Spontaneous Abortions and Shift Work in a Cohort of Nurses in NorwayBente E Moen1*, Siri Waage2, Elena Ronda3, Nils Magerøy4, Ståle Pallesen5 and Bjørn Bjorvatn6
- *Corresponding Author:
- Bente E Moen
Centre for International Health
Department of Global Public Health and Primary Care
University of Bergen, Kalfarveien 31
NO5018, Bergen, Norway
Fax: +47 55586105
E-mail: [email protected]
Received date: April 14, 2014; Accepted date: May 21, 2014; Published date: May 27, 2014
Citation: Bente E Moen, Siri Waage, Elena Ronda, Nils Magerøy, Ståle Pallesen et al. (2014) Spontaneous Abortions and Shift Work in a Cohort of Nurses in Norway. Occup Med Health Aff 2:160 doi: 10.4172/2329-6879.1000160
Copyright: © 2014 Moen B E, et al. This is an open-access article distributed under the terms of the Creative Commons Attribution License, which permits unrestricted use, distribution, and reproduction in any medium, provided the original author and source are credited.

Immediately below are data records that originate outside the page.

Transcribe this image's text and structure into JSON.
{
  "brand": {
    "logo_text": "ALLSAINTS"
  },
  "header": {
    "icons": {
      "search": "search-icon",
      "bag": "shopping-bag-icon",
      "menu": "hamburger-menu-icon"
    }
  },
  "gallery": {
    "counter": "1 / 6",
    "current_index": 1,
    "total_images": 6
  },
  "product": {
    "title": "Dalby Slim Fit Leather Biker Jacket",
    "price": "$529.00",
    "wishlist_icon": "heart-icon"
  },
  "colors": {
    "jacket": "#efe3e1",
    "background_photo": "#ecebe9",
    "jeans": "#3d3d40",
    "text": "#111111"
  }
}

Background: An association between spontaneous abortions and shift work has been suggested, but present research results are conflicting. The aim of the study is to evaluate the relationship between spontaneous abortions among nurses, shift schedules, and nights worked. Methods: This is a longitudinal study where we identified 914 females from a cohort of nurses in Norway who had worked the same type of shift schedule 2008-2010; either permanent day shift, three-shift rotation or permanent night shift. Information on age, work and life-style factors, as well as spontaneous abortions during lifetime and the past three years (2008-2010) was obtained by annual questionnaires. Results: A higher prevalence of experienced spontaneous abortions before study start (2008) was found among nurses working permanent night shift compared to other nurses. In a linear regression analysis, a risk of 1.3 was found for experienced spontaneous abortions before study start among permanent night shift nurses, with day shift as reference, when adjusting for age, smoking, caffeine and job strain, but the finding was not statistical significant (95 per cent confidence interval 0.8-2.1). Permanent night shift workers had a risk of 1.5 experiencing spontaneous abortions in 2008-2010 compared to day shift nurses, although not statistical significant (95 per cent confidence interval 0.7-3.5). The number of night shifts the past three years was not associated with experiencing spontaneous abortions 2008-2010, but associated with a reduced risk of experiencing spontaneous abortions during lifetime. The results must be interpreted in the light of a possible selection bias; both selections into the occupation of nursing and into the different shift types of the more healthy persons may have occurred in this population. Conclusion: No significant increased risk of spontaneous abortion among permanent night shift nurses compared to day-time nurses was found in this study, and no association was found between spontaneous abortions and the number of worked night shifts.